La lutte syndicale sous camisole

jeudi 1er mars 2007

Roland Veuillet a été injustement sanctionné en 2003 pour fait de grève ; il avait refusé un ordre oral du proviseur adjoint lui demandant de remplacer des surveillants grévistes par des élèves majeurs. Cette sanction était un acte prévu, de longue date, par sa hiérarchie qui voulait faire taire un militant intègre qui s’était opposé à la plate-forme technologique, une des premières en France et qui faisait du Medef un partenaire du lycée Dhuoda, dans lequel il exercait la fonction de CPE. Ceci s’est accompagné de faux en écriture du proviseur qui ont été couverts par le Recteur. Recteur et proviseur n’ont donc trouvé d’autre solution qu’une sanction disciplinaire (mutation à Lyon) pour que Roland cesse de les empêcher de mener à bien leur politique d’entrée de l’entreprise dans l’école.

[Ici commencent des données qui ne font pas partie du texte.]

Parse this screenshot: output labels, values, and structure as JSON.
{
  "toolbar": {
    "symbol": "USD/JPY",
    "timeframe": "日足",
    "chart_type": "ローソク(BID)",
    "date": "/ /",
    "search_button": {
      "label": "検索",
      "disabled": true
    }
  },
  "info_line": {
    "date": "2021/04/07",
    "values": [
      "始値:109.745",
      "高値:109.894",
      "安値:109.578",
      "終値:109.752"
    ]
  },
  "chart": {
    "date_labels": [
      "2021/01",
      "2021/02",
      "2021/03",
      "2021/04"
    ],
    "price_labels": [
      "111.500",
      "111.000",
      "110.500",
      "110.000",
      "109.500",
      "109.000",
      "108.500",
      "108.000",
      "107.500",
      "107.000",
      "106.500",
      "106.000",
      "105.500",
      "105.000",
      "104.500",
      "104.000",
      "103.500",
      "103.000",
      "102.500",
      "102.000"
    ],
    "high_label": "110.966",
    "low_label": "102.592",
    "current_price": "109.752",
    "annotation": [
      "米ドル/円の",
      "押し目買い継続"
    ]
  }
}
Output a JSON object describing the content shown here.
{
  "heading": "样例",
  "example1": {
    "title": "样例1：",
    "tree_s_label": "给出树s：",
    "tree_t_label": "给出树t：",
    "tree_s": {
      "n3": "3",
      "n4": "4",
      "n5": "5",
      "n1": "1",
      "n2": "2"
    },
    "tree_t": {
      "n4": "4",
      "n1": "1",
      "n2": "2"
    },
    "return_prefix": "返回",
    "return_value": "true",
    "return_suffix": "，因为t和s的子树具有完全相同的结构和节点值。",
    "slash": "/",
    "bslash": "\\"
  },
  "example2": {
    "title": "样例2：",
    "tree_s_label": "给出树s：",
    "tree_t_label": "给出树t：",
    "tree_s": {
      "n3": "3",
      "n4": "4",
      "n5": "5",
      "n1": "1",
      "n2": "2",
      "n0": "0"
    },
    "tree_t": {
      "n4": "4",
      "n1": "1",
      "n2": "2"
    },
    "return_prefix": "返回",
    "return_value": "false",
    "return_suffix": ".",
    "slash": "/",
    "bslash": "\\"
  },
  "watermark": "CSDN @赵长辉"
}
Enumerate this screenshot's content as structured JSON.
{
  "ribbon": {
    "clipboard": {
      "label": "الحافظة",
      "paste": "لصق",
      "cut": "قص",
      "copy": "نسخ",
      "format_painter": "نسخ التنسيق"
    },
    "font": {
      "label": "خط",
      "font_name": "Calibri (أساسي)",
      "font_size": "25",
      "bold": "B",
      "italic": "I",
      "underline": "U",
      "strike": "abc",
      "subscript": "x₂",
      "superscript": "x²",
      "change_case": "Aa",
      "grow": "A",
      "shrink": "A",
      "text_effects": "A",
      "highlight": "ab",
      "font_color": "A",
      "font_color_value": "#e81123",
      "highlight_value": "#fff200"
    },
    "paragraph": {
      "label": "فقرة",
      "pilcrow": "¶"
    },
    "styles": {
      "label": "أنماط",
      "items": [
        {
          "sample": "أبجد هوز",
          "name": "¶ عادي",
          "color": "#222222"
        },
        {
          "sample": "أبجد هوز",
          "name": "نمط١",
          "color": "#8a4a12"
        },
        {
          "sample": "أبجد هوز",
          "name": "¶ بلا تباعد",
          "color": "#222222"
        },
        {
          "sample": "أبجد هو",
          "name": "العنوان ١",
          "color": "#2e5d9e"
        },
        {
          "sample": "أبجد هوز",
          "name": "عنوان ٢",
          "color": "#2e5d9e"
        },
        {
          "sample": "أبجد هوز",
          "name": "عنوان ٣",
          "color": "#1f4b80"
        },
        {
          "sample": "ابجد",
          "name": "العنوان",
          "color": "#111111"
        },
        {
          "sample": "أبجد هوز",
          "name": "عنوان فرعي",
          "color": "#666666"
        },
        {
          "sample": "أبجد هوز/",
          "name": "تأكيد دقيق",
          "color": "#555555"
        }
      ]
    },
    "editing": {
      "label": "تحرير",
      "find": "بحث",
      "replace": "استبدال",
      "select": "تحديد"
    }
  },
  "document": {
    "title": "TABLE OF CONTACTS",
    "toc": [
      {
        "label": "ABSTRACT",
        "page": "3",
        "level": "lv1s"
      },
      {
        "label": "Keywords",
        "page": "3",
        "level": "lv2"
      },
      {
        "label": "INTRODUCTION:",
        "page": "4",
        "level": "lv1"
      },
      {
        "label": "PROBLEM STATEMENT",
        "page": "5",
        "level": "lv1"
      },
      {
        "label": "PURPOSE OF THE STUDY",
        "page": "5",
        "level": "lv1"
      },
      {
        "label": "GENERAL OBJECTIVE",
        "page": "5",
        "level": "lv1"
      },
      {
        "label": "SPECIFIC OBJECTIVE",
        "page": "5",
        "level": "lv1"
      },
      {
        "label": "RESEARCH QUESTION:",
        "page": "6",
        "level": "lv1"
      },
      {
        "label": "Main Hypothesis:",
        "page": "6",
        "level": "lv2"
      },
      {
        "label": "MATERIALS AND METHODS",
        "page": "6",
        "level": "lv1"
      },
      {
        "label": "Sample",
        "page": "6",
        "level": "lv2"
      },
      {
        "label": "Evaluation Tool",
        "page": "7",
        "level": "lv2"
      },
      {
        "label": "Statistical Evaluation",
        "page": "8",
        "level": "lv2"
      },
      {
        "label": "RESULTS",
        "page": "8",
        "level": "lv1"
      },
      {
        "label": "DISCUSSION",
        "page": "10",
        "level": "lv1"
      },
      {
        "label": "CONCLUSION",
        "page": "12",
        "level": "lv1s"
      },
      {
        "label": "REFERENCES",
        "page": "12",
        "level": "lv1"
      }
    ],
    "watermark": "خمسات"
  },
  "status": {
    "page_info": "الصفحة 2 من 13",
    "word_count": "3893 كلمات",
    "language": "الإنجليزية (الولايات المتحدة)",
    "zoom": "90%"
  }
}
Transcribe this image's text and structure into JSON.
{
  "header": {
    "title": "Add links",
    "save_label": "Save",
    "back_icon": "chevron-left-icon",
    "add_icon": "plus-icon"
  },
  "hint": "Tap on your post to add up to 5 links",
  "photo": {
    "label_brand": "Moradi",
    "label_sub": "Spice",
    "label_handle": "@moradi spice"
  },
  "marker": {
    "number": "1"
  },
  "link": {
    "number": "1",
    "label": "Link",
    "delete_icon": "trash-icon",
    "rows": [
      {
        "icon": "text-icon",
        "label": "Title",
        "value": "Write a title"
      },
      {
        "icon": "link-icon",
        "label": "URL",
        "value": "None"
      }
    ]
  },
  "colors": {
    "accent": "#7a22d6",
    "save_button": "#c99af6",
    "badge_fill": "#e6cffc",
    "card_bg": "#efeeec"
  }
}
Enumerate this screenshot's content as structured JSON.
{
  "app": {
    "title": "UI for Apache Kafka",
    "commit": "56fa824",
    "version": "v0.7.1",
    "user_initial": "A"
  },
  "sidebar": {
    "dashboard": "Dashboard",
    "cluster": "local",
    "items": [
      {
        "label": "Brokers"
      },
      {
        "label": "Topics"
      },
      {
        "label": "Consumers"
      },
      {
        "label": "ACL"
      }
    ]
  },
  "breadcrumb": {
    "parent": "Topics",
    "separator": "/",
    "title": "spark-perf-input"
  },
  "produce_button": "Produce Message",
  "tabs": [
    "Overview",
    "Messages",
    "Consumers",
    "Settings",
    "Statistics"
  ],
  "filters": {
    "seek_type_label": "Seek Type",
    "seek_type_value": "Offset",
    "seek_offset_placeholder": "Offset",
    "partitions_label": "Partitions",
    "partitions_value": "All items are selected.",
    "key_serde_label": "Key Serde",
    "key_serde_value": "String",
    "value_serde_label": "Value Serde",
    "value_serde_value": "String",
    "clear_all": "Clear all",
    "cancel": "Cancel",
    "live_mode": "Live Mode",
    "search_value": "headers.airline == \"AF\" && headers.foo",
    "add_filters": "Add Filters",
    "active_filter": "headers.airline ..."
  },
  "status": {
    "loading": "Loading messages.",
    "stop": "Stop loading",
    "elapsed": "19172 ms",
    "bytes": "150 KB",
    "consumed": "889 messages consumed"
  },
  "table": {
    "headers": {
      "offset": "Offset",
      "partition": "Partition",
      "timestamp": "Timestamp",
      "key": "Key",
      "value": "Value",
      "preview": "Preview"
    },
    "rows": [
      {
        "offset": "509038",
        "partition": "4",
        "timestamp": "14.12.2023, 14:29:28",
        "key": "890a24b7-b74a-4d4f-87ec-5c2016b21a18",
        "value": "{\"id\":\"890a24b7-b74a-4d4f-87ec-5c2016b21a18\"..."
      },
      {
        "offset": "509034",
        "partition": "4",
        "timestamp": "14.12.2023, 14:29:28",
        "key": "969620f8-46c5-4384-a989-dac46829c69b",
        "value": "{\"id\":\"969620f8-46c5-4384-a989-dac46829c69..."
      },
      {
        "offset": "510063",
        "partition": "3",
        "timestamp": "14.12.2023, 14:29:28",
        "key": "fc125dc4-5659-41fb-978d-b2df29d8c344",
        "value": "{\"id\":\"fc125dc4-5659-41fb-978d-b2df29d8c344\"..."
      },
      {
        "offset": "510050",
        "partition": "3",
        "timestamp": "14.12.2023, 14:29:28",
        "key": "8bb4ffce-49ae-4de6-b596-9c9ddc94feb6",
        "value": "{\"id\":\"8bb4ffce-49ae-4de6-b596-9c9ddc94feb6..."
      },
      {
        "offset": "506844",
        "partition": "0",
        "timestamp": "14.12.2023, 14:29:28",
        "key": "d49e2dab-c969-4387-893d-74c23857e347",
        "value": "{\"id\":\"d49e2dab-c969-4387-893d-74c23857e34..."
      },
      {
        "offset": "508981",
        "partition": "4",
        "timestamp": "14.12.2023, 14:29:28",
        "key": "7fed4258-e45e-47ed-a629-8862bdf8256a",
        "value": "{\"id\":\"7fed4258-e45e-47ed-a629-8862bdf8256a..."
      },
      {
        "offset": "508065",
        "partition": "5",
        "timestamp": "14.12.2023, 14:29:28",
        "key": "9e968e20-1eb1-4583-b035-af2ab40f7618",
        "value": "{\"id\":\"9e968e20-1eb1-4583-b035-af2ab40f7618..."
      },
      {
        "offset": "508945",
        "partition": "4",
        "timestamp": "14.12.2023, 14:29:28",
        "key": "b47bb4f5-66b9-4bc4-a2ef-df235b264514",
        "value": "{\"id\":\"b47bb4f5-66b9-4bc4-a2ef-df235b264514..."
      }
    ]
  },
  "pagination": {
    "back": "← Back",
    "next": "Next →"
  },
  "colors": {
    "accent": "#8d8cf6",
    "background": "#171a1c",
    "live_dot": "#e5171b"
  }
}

Depuis, Roland n’a cessé de se battre pour faire annuler cette sanction. Il a ainsi couru plus de 16000 km pour dénoncer la répression syndicale (il a nommé ces marathons « arbitrairathons ») Il a également mené divers recours juridiques, dont celui devant la Commission des Recours du Conseil Supérieur de la Fonction Publique. Celui-ci a rendu un avis tranché (ce qui est extrêmement rare) demandant que « toute forme de sanction à l’encontre de Roland Veuillet soit annulée ». Le ministre de l’Éducation Nationale est passé outre cet avis, qui bien que consultatif, a été signé par le Premier Ministre. Lors de l’audience à la Cour d’Appel Administrative de Lyon en octobre 2006, le commissaire du gouvernement a lui aussi demandé l’annulation de la sanction de Roland en précisant qu’il avait « agi avec professionnalisme et dévouement en gérant comme il l’a fait le problème de la surveillance de l’internat ». Pourtant, la Cour d’Appel, en jugeant la forme et non le fond, a une fois de plus confirmé la sanction.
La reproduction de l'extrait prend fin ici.